When conducting an examination with the introduction of contrast agents, their heterogeneous accumulation occurs in different parts of the tumor. Metastasis of medulloblastoma to the pia mater of the spinal cord and brain is better determined after the administration of contrast agents[20].
Affected Populations
Medulloblastomas can affect people of any age, but most often occur in children under 15 years of age, with peak incidence between 3 and 9 years of age. Medulloblastomas are the most common malignant brain tumor in children. Approximately 80 percent of victims are under 15 years of age. Medulloblastomas are extremely rare in adults, accounting for 1-2 percent of all cases of adult brain tumors. In adults, most medulloblastomas occur between the ages of 20 and 44 years. Medulloblastomas are extremely rare in people over 45 years of age.

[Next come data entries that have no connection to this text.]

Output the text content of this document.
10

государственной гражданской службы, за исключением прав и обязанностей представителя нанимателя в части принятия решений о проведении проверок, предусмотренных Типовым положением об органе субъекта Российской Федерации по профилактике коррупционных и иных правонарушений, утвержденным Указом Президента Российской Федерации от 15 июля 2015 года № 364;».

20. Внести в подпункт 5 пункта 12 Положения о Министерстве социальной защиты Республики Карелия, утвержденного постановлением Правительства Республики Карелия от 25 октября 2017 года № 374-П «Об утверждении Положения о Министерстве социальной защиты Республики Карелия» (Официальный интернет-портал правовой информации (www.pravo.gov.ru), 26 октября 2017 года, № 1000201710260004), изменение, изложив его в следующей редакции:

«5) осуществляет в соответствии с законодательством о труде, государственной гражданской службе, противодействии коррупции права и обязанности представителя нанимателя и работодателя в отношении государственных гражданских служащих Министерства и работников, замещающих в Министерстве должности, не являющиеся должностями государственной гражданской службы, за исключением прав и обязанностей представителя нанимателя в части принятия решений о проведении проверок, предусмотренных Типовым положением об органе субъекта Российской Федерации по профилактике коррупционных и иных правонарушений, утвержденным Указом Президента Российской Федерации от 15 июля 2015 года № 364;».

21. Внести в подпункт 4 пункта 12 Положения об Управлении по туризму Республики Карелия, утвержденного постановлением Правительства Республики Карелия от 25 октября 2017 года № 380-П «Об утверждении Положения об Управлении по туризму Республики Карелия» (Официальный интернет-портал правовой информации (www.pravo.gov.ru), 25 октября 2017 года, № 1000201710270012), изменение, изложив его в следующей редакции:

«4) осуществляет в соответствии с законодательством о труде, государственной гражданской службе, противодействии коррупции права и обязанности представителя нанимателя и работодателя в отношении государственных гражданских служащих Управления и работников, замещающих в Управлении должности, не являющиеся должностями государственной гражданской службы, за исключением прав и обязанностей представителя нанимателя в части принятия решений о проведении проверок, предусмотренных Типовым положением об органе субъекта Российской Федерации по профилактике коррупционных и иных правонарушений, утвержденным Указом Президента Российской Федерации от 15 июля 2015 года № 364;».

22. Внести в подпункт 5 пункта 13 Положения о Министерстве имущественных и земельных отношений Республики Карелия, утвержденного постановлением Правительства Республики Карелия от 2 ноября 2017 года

Among children, boys get sick more often than girls. However, in adults this ratio is the same. The exact incidence of medulloblastomas is unknown, and many different estimates are given in the medical literature. Typically, medulloblastomas account for 2 percent of all primary brain tumors and 18 percent of all pediatric brain tumors.
Forecast
There are two prognostic groups - low and high risk. The low-risk group includes patients with T1 or T2 tumors, in the absence of M0 metastasis (according to the modified Chang classification), children over 3 years of age, total tumor removal.
Medulloblastomas T3-T4 (according to Chang's classification), metastasis (M1-M4), age less than 3 years, as well as subtotal tumor removal are a high-risk group [24]. The five-year survival rate (the number of patients who are alive 5 years after surgery) in the low-risk group is about 75%, in the high-risk group it is less than 35%[5][6].

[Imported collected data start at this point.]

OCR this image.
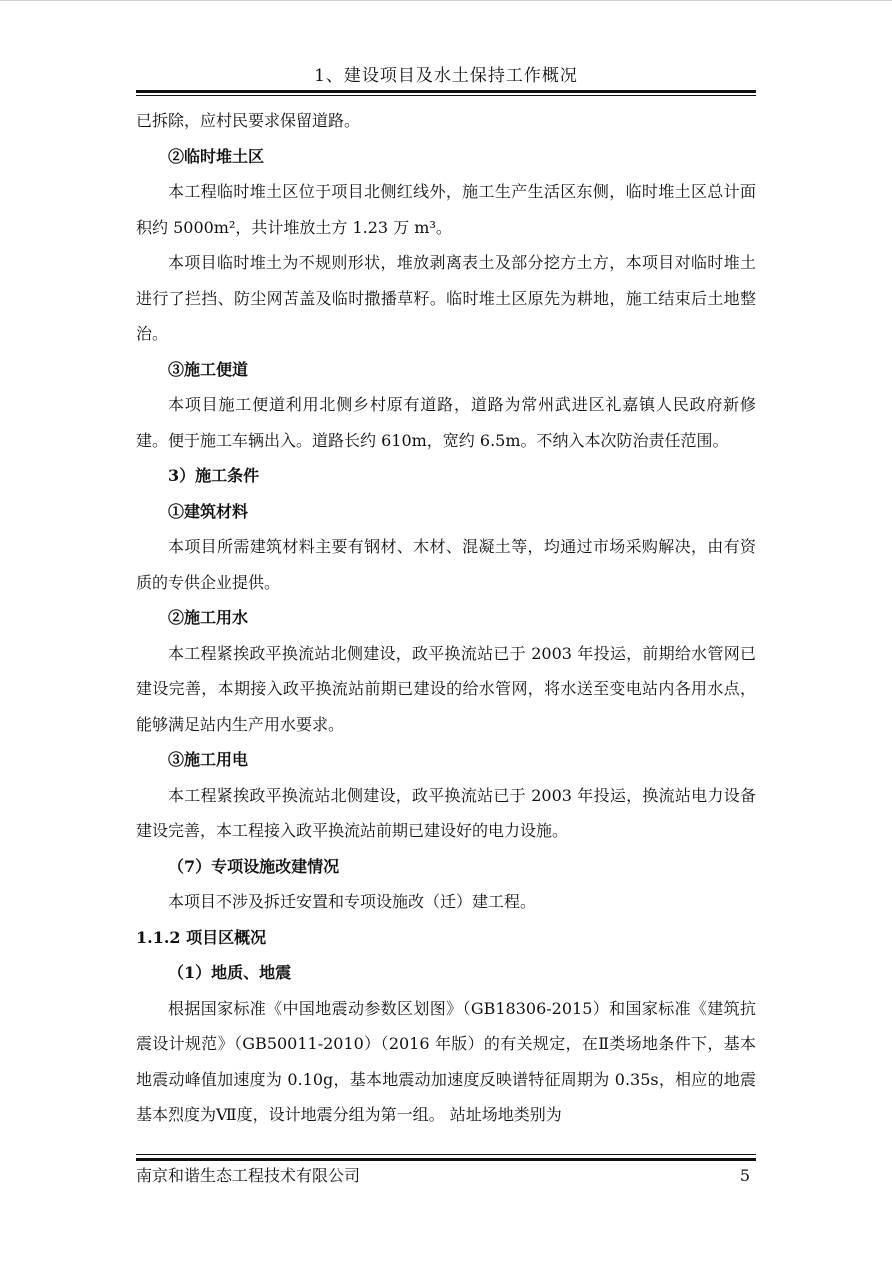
1、建设项目及水土保持工作概况

已拆除，应村民要求保留道路。

②临时堆土区

本工程临时堆土区位于项目北侧红线外，施工生产生活区东侧，临时堆土区总计面积约 5000m²，共计堆放土方 1.23 万 m³。

本项目临时堆土为不规则形状，堆放剥离表土及部分挖方土方，本项目对临时堆土进行了拦挡、防尘网苫盖及临时撒播草籽。临时堆土区原先为耕地，施工结束后土地整治。

③施工便道

本项目施工便道利用北侧乡村原有道路，道路为常州武进区礼嘉镇人民政府新修建。便于施工车辆出入。道路长约 610m，宽约 6.5m。不纳入本次防治责任范围。

3）施工条件

①建筑材料

本项目所需建筑材料主要有钢材、木材、混凝土等，均通过市场采购解决，由有资质的专供企业提供。

②施工用水

本工程紧挨政平换流站北侧建设，政平换流站已于 2003 年投运，前期给水管网已建设完善，本期接入政平换流站前期已建设的给水管网，将水送至变电站内各用水点，能够满足站内生产用水要求。

③施工用电

本工程紧挨政平换流站北侧建设，政平换流站已于 2003 年投运，换流站电力设备建设完善，本工程接入政平换流站前期已建设好的电力设施。

（7）专项设施改建情况

本项目不涉及拆迁安置和专项设施改（迁）建工程。

1.1.2 项目区概况

（1）地质、地震

根据国家标准《中国地震动参数区划图》（GB18306-2015）和国家标准《建筑抗震设计规范》（GB50011-2010）（2016 年版）的有关规定，在Ⅱ类场地条件下，基本地震动峰值加速度为 0.10g，基本地震动加速度反映谱特征周期为 0.35s，相应的地震基本烈度为Ⅶ度，设计地震分组为第一组。 站址场地类别为

南京和谐生态工程技术有限公司	5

The worst prognosis of the disease is in patients with tumor recurrence after surgery. The average life expectancy after detection of tumor growth at the original site after its removal is 13-18 months[7][25].
The relapse rate for medulloblastoma is quite high. Most often, the prognosis is disappointing.
With this diagnosis, most patients become disabled or die. The forecast will be as follows:
- 30% of patients survive after surgery for five years;
- How severe the malignant process will be depends on the age of the patient. In children, the involvement of the brain stem in the pathological process occurs very quickly;
- If the tumor recurs, there is no chance of survival.
How to treat after surgery
After completing the course of treatment in a medical institution, further therapy is carried out at home. Relatives should create a schedule for the patient’s day in which he will rest and stay awake for a sufficient amount of time.
An important part of the treatment of the disease is diet. The patient should not be forced to eat a lot. He should consume food in small portions as desired. The emphasis should be on citrus fruits. When preparing dishes, it is necessary to take into account the wishes of the patient, since under the influence of treatment he may develop new and sometimes strange taste preferences.
Some try to relieve pain and alleviate the condition using alternative medicine methods. You cannot use such means without the knowledge of a specialist. If your doctor allows you to feel better, you can do the following:
- aloe juice;
- decoction of dried apricots;
- walnuts and lemon;
- figs and honey;
- nettle and white mistletoe;
- sorrel and dill;
- tansy and celandine.
These means can maintain the patient's condition normal.